Myocardial Activation of p38 alpha MAPK Results in Cardiac Insulin Resistance by Chronic Insulin Signaling

Diabetic cardiomyopathy is widely present in diabetic patients and the major course of its death is heart failure. The molecular mechanism that links diabetes to cardiomyopathy is incompletely understood. Insulin resistance is a hallmark of type 2 diabetes and hyperinsulinemia is characteristics of insulin resistance. However, whether insulin itself is a determinant factor leading to cardiac insulin resistance and dysfunction is uncertain.

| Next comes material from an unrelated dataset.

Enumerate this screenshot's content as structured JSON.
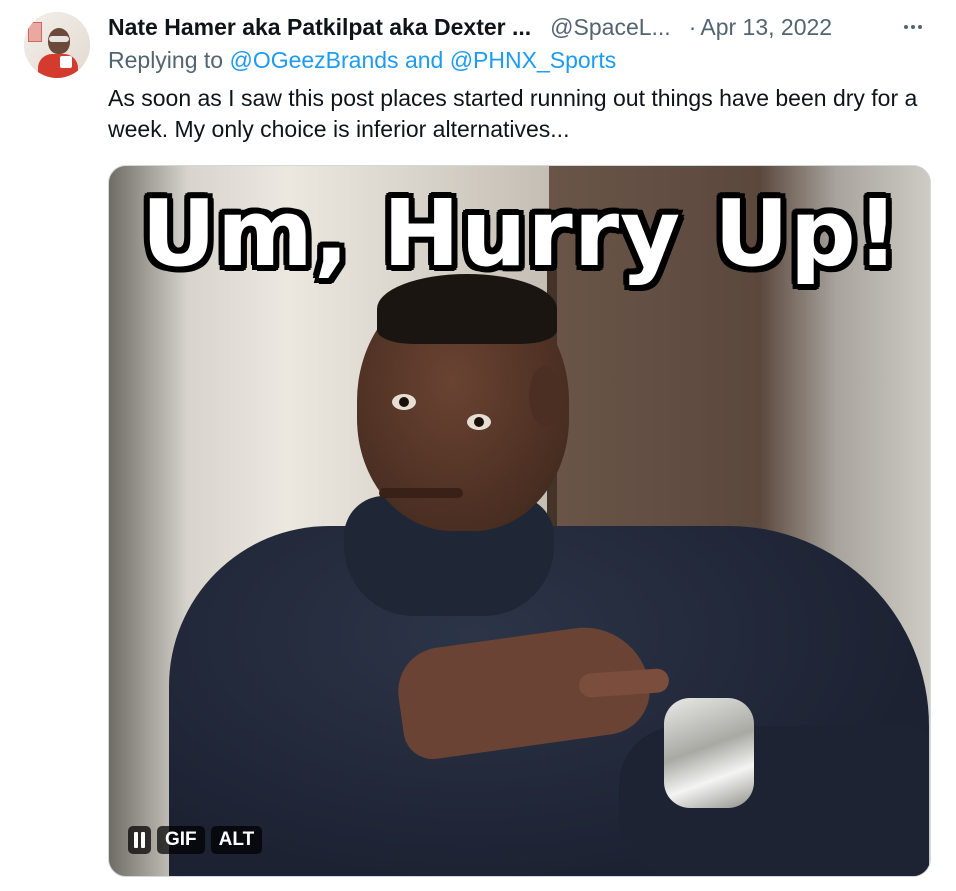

Our previous studies demonstrated that insulin receptor substrate protein 1 and 2 (IRS2 and IRS2) are major mediators of insulin action. Using rat neonatal cardiomyoctes, we analyzed insulin signaling components, including IRS1, IRS2, PI3Kinase and MAPKinase, and assessed their contribution to insulin action and resistance in regulation metabolic gene expression. We found that acute insulin stimulation for 0.5 hour activated Akt and Foxo1 phosphorylation, while chronic insulin stimulation for 24 hours sustained p38á MAPK activation accompanied with reduction in both IRS1 and IRS2, whereas inhibiting p38á largely rescued the decrease of IRS1 and IRS2 and expression of p38á MAPKinase by adenovirus infection degraded IRS1 and IRS2 proteins. Taken together, these data suggest that chronic insulin exposure can result in insulin resistance, impair energy metabolism, and likely contributes to heart failure in type 2 diabetes, involving in activation of p38á MAPK.